Why Bridgegate made headlines but Obama’s IRS scandal didn’t
By John Podhoretz
January 11, 2014 | 6:55pm
Most government scandals involve the manipulation of the system in obscure ways by people no one has ever heard of. That is why George Washington Bridgegate is nearly a perfect scandal — because it is comprehensible and (as they say in Hollywood) “relatable” to everyone who has ever been in a car. This is the reason this one is not going to go away so easily, even if one accepts the contention that Gov. Chris Christie had nothing whatsoever to do with it.
Government officials and political operatives working for Christie, for weird and petty reasons, chose to make traffic worse. That’s the takeaway. When they are reminded of the fact that people working on Christie’s behalf thought it was a good political game to mire tens of thousands of their fellow Americans in the nightmarish gridlock that is a daily dreaded prospect for tens of millions, they will be discomfited by that and by the politician in whose name it was done.
And yet, you know what is also something everybody would find “relatable”? Politicians who sic the tax man on others for political gain. Everybody has to deal with the IRS and fears it. Last year, we learned from the Internal Revenue Service itself that it had targeted ideological opponents of the president for special scrutiny and investigation — because they were ideological opponents.
That’s juicy, just as Bridgegate is juicy. It’s something we can all understand, it speaks to our greatest fears, and it’s the sort of thing TV newspeople could gab about for days on end without needing a fresh piece of news to keep it going.
And yet, according to Scott Wheelock of the Media Research Center, “In less than 24 hours, the three networks have devoted 17 times more coverage to a traffic scandal involving Chris Christie than they’ve allowed in the last six months to Barack Obama’s Internal Revenue Service controversy.”
Why? Oh, come on, you know why. Christie belongs to one political party. Obama belongs to the other. You know which ones they belong to. And you know which ones the people at the three networks belong to, too: In surveys going back decades, anywhere from 80% to 90% of Washington’s journalists say they vote Democratic.
Scandals are not just about themselves; they are about the media atmosphere that surrounds them. They are perpetuated and deepened by the attention of journalists, whose relentless pursuit of every angle keeps the story going. That is exactly what has been missing from the IRS scandal from its outset; Republicans in Congress have been the dogged pursuers, not the press.
There was plenty of material. Just as journalists remain skeptical today about who exactly might have gotten the idea for the lane closures, they could have been asking without letup who got the idea to dig into conservative tax-status applications. Several officials at the IRS resigned, retired and took the Fifth, just as was the case with Christie-aligned Port Authority officials.

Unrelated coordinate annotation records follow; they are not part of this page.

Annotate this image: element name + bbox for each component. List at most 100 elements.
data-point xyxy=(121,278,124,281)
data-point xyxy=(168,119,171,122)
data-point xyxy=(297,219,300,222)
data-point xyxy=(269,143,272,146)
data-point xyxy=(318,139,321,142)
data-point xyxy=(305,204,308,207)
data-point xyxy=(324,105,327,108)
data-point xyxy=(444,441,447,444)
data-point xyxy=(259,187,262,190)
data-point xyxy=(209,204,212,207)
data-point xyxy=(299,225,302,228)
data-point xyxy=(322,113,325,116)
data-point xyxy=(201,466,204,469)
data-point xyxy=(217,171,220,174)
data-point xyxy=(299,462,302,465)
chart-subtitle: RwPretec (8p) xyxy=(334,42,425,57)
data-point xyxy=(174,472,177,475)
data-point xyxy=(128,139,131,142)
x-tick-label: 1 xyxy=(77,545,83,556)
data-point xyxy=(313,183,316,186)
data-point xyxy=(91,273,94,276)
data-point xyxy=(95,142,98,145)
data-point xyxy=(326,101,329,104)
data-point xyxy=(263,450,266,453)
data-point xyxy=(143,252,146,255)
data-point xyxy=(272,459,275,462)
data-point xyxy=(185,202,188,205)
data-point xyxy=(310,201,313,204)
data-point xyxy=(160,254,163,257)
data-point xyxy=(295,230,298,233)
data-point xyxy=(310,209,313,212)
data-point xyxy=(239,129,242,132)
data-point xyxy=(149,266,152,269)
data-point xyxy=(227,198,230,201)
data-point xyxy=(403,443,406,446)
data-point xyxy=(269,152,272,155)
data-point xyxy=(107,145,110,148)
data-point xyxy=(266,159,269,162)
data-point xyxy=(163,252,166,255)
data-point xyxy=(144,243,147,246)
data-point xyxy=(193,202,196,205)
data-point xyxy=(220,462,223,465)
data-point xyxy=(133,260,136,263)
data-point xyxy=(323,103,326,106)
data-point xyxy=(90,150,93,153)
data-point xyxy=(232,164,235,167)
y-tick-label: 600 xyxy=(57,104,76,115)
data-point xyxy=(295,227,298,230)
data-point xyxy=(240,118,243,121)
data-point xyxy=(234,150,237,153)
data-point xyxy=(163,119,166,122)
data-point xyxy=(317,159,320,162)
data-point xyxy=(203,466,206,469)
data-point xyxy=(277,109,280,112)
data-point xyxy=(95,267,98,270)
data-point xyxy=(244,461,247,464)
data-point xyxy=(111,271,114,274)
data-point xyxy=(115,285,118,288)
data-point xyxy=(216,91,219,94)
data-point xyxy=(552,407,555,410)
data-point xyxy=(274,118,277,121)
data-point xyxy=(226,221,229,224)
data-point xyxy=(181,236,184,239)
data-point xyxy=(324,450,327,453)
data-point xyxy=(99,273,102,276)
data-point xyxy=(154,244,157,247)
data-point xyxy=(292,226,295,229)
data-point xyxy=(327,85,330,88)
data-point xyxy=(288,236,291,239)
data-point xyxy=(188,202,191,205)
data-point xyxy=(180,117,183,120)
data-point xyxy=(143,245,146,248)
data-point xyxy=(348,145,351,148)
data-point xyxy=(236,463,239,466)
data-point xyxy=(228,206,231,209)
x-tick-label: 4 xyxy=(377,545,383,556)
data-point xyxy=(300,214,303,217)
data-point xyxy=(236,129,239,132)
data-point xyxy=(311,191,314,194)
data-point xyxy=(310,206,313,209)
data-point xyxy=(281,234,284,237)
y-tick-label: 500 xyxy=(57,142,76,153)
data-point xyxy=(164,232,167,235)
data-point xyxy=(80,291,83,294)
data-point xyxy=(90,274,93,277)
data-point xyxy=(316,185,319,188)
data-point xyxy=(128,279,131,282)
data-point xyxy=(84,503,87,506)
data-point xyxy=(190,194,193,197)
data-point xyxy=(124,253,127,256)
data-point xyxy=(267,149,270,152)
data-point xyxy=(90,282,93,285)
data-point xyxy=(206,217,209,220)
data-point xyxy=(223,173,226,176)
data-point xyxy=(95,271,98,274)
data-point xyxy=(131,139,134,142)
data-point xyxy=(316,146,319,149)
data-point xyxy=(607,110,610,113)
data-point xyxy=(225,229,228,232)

It’s pretty clear the questions about how high up Bridgegate went are going to be pursued far more diligently than they have been in the IRS case.
There is a fundamental misunderstanding among conservatives about the causes of partisan media bias — the reason there is unequal coverage of scandals of this kind. It exists not because there is a conscious effort to soft-pedal bad news for politicians you like and to push hard on bad news for politicians you don’t.
It’s actually more personal — more relatable, shall we say—than that.
Journalists know the Obamans. Intimately. They know them from college, they know them from work, they know them from kids’ soccer. They’re literally married to them.
To the journalists, the Obamans don’t look like crooks and cheats. Far from it. For them, it’s like looking in a mirror.
In September, Elspeth Reeve of The Atlantic Wire took note of 24 major journalists who have taken posts at senior levels in the Obama administration. All of them have worked for decades in various news organizations, thus creating personal ties and bonds of affection with literally hundreds of working reporters and editors.
The journalists are not covering up for their friends and their spouses. They just believe the people they know could not be responsible for behaving badly, or cravenly, or for crass political advantage —and the tone they strike when such things are discussed is often one of offense, as though it is a sign of low character to believe otherwise. It would be, well, like believing the journalists themselves were crooks.
It’s fair to say that most conservatives don’t know people in the Obama administration, and they dislike and disagree with its policies. When they look at it, their dislike and lack of any personal connection make it easier for them to see officials mired in scandal and tush-covering cover-up. This is a direct analogue to the way liberals — of whom journalists comprise a central cohort — viewed the George W. Bush and Reagan administrations.
They saw people with whom they disagreed and who they thought were bad for the country and so found it much easier to believe they were acting out of malign motive and doing evil.
Christie may be entirely innocent of all wrongdoing. Or there may be some connection, even a very tenuous and suggestive one. But there will be little let-up now.
For in the end, because Christie is a Republican. Christie isn’t them.